Carey, still a little distraught, found a groove of relief in the memory of all the stage telephone scenes she had played—controlled emotion in voice, but an utmost betrayal to the eye—how easy it was, and how difficult audiences always thought it!… She said: “Perhaps YOU can help me then. I got a letter today from Mr. Walsh—”
“Yes, Mrs. Bond. I remember sending it. He’s going out to visit you.”
“You mean—just—just to visit ME?”
“I think so.”
“But—but if it’s so important I—I feel I can’t wait to know what it is… I MUST know… It’s not fair to have to think of these things for days ahead… Do YOU know what it’s about? I’m sure you must do —”
“I’m sorry, Mrs. Bond—perhaps if you were to telephone Mr. Walsh personally tomorrow… well, no, I oughtn’t to say that—he probably wouldn’t care to talk over the telephone—”
“So you DO know what it’s about?”
“No, Mrs. Bond, Mr. Walsh doesn’t discuss his cases with me.”
“CASES?” Her heart felt as if it were being lifted out of her body for a solo exhibition. “WHAT case? I’m not in any case… at least I… none that I know of…”
“I’m sorry, Mrs. Bond. There’s really nothing more I can say. I’m sure when Mr.

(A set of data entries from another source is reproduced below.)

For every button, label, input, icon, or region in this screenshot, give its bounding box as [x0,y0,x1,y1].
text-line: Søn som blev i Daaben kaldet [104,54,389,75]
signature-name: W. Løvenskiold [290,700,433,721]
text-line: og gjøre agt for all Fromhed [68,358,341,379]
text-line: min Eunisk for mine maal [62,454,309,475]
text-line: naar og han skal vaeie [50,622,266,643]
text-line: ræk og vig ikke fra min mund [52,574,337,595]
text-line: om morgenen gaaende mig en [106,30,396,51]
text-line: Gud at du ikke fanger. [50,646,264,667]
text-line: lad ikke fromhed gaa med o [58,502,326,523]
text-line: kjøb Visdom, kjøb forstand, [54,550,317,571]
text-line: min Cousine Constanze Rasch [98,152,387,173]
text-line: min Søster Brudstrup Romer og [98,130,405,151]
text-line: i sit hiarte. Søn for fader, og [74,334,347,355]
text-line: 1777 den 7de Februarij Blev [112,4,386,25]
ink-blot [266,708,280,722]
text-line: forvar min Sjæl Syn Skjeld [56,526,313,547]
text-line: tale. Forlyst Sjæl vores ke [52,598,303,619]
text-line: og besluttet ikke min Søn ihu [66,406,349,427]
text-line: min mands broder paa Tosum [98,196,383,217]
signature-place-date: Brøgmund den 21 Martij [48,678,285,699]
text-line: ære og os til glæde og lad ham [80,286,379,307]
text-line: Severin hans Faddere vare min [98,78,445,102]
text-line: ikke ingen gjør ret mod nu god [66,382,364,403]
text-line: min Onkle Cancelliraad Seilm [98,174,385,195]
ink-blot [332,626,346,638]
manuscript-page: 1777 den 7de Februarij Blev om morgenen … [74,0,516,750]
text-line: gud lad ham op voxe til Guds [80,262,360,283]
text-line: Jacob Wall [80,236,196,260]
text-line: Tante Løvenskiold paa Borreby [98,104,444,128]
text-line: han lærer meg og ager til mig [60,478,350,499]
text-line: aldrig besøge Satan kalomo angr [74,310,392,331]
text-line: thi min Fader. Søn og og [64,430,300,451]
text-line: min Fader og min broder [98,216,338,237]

Walsh gets out to see you—”
“I see, I see… Yes, I understand… I’ll wait… Goodbye…”
For a time after that she thought she would be unable to attend the dinner. But that disturbed her even more; she disliked causing commotion, and had always harboured a slight contempt for last-minute cancellers. Paul had once told her understudy: “You’re in a hopeless job. Carey goes on if she can crawl.” Somehow the recollection of that tribute gave her power now to face the evening ahead, and once the decision was made she could even raise a mild excitement. It might be fun to have people applauding her again, real live people applauding HER instead of her photographs.